On its 400th anniversary, what better poem to choose today than John Donne's "Good Friday, 1613: Riding Westward." While his body travels west, his mind and soul look toward Easter. There are echoes of Ignatian meditation in his attempts to see with the mind's eye what the mind itself cannot comprehend. Yet the sheer weight of imagery in the spectacle of Christ's death is overwhelming. He prays to be made worthy to turn, and see. 

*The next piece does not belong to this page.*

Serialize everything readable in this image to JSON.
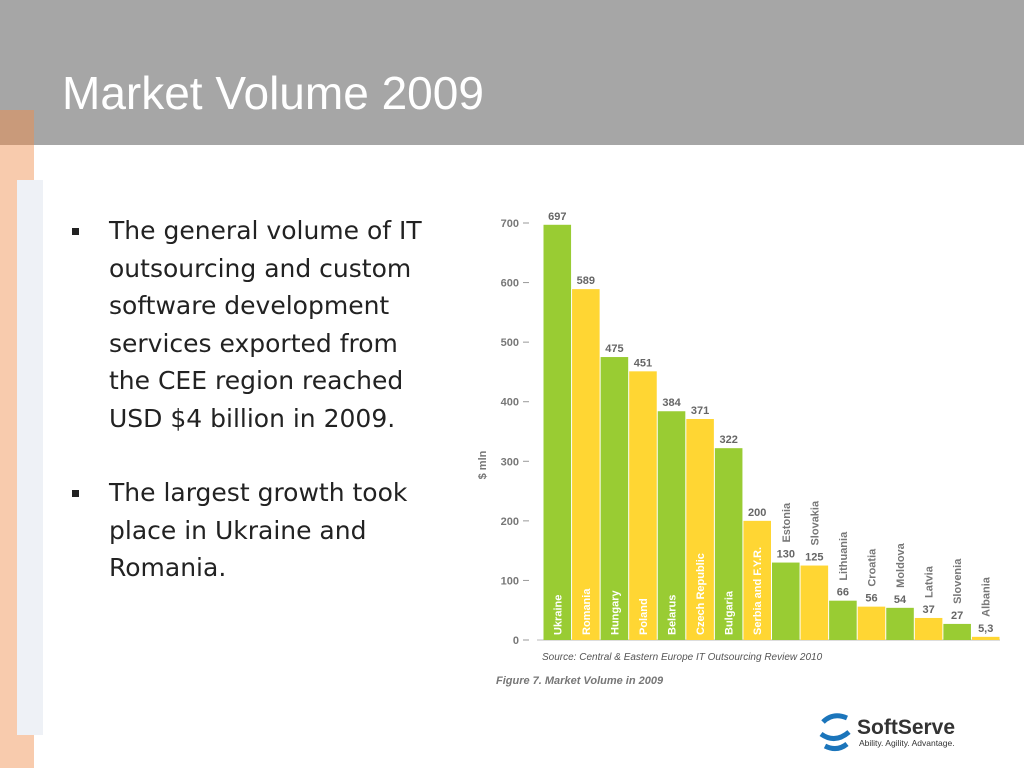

Let man's soul be a sphere, and then, in this, 
The intelligence that moves, devotion is; 
And as the other spheres, by being grown 
Subject to foreign motion, lose their own, 
And being by others hurried every day, 
Scarce in a year their natural form obey; 
Pleasure or business, so, our souls admit 
For their first mover, and are whirl'd by it.
Hence is't, that I am carried towards the west,
This day, when my soul's form bends to the East.
There I should see a Sun by rising set,
And by that setting endless day beget.
But that Christ on His cross did rise and fall,
Sin had eternally benighted all.
Yet dare I almost be glad, I do not see
That spectacle of too much weight for me.
Who sees Gods face, that is self-life, must die;
What a death were it then to see God die?
It made His own lieutenant, Nature, shrink,
It made His footstool crack, and the sun wink.
Could I behold those hands, which span the poles
And tune all spheres at once, pierced with those holes?
Could I behold that endless height, which is
Zenith to us and our antipodes,
Humbled below us? or that blood, which is
The seat of all our soul's, if not of His,
Made dirt of dust, or that flesh which was worn
By God for His apparel, ragg'd and torn ?
If on these things I durst not look, durst I
On His distressed Mother cast mine eye,
Who was God's partner here, and furnish'd thus
Half of that sacrifice which ransom'd us ?
Though these things as I ride be from mine eye,
They're present yet unto my memory,
For that looks towards them; and Thou look'st towards me,
O Saviour, as Thou hang'st upon the tree.
I turn my back to thee but to receive
Corrections till Thy mercies bid Thee leave.
O think me worth Thine anger, punish me,
Burn off my rust, and my deformity;
Restore Thine image, so much, by Thy grace,
That Thou mayst know me, and I'll turn my face.